Whether you have set yourself up as a limited liability corporation with little or no assets, or you’re a sole trader (ie an unincorporated business) the chances are you will have to provide a personal guarantee to the bank of the payments on the loan. Which may mean that you have to secure your loan against your home. Consequently if your business fails or you fail to make the payments on the loan, the bank will wants it’s money back and you may loose your house.
To obtain financing from a bank, you’re likely to need a business plan, which we covered off in Day 4. Top tip: if you’re going to be borrowing money from a bank ask their small business advisor for the bank’s template and use that as your guide. That way you’ll have ensured that you’ve answered all of your banks questions, even though it might not be that useful for you to use beyond the start up phase.
Loans and Grants
Depending on your type of business, your ownership status (e.g. female or ethnic group) or the area it’s located, you may be eligable for a grant to help you towards start up costs. If you’re in a particular depressed economic area you may find yourself eligable for funding which you don’t have to pay back. Given that these loans can change on a day to day and week to week basis and vary by area of the country, it’s worth checking out the Small Business Administration’s website (if you’re in the US) or Business Link in the UK to see grants or loans which might be available to you.
Like most things these days, funding has moved online and there are an increasing number of websites which allow entrepreneurs to obtain funding from investors on either a “reward” basis (ie providing gifts, products, freebies) or return basis (ie investors get a % return on the money that they invest in your project).

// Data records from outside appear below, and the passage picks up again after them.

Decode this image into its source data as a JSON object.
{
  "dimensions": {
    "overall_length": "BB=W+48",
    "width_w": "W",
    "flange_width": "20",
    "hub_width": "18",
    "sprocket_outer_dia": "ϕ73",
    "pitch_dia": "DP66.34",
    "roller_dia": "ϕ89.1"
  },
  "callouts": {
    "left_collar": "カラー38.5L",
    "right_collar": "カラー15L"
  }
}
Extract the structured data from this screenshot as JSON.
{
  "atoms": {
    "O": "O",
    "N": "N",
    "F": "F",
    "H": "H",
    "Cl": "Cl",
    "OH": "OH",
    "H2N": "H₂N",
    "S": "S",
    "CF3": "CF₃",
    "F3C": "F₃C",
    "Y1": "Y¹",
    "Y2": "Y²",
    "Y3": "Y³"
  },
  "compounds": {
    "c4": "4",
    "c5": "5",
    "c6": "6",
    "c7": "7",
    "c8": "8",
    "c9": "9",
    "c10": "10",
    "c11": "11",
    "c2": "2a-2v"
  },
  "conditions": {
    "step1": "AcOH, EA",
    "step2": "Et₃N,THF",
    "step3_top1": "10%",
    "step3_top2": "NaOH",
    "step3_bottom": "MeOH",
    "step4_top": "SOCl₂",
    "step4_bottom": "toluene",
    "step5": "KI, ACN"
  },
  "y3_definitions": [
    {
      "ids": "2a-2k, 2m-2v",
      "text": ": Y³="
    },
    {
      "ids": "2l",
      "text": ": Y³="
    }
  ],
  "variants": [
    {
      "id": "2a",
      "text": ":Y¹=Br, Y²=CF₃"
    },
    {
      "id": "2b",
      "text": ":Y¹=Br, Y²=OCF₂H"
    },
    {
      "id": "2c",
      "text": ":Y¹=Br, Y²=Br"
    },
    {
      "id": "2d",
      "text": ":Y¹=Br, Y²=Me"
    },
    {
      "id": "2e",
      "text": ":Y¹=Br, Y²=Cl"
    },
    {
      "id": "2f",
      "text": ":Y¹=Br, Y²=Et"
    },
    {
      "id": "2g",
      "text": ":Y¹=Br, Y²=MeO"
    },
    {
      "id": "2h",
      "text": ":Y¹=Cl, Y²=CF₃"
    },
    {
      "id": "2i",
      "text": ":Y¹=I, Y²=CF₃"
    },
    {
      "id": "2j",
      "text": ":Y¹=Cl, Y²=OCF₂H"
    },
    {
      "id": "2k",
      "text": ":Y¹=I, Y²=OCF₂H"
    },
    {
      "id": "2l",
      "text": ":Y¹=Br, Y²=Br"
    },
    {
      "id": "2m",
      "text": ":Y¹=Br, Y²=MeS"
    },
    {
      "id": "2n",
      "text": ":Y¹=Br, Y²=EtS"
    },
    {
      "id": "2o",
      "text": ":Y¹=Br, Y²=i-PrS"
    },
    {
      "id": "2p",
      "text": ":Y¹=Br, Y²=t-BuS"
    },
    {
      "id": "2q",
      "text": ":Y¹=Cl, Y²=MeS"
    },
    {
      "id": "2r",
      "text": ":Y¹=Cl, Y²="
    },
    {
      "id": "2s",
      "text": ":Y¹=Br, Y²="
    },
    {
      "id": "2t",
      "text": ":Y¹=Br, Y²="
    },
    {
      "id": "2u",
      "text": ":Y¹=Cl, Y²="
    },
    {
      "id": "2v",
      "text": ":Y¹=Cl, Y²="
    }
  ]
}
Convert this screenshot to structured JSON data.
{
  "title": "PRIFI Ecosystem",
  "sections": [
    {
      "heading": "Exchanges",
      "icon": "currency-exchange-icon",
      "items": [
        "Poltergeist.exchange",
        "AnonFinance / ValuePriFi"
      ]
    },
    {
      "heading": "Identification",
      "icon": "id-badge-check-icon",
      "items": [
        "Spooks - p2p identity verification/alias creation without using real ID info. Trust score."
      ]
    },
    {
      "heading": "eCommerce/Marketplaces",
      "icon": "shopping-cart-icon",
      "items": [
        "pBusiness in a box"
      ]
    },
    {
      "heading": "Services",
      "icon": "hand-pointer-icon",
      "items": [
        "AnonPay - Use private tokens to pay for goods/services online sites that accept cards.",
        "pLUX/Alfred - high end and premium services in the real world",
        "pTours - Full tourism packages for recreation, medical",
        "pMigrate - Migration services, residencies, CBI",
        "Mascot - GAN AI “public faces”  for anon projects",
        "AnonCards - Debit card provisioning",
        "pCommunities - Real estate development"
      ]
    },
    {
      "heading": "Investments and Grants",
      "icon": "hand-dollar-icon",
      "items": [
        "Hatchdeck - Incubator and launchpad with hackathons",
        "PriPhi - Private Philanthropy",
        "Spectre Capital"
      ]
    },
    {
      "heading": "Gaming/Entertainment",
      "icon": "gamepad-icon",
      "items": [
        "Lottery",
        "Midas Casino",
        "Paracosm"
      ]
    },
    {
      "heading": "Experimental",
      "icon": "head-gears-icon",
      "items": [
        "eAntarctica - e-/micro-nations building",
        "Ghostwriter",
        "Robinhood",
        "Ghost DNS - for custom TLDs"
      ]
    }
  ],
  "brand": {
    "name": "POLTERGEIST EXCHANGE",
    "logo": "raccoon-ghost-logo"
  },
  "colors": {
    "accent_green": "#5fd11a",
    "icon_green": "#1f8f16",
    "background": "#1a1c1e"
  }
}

Websites such as Kickstarter are aimed at those entrepreneurs in the creative industries, ie publishing, music, art, technology etc requiring relatively small amounts of money, whereas sites like Cofundit are aimed at those requiring larger amounts of debt financing ranging from €0.1m to €2.om.
You can find a list here of crowdfunding sites.
Angel Investors and Venture Capital
Angel investors and venture capital funds will typically take a 25-40% stake in your business. These funders take such large stakes because they invest in typically high risk, big potential pay off projects. They look to the returns on the big pay off projects to fund all the other projects which don’t. This is a popular form of funding for technology businesses which require large amounts of “seed” investment, to develop the initial idea and get it to working prototype or market. The downside is that there is a loss of control and you may have relatively little say in the direction of your start up. However this is to balanced against the fact that you’ll own a smaller % of a much, much bigger business than would have been possible without the funding and expertise of the investors.
Remember, whatever your source of funding only take on what you can afford or are comfortable with. If you decide to take equity investment be prepared to lose some of the control and say in running your business.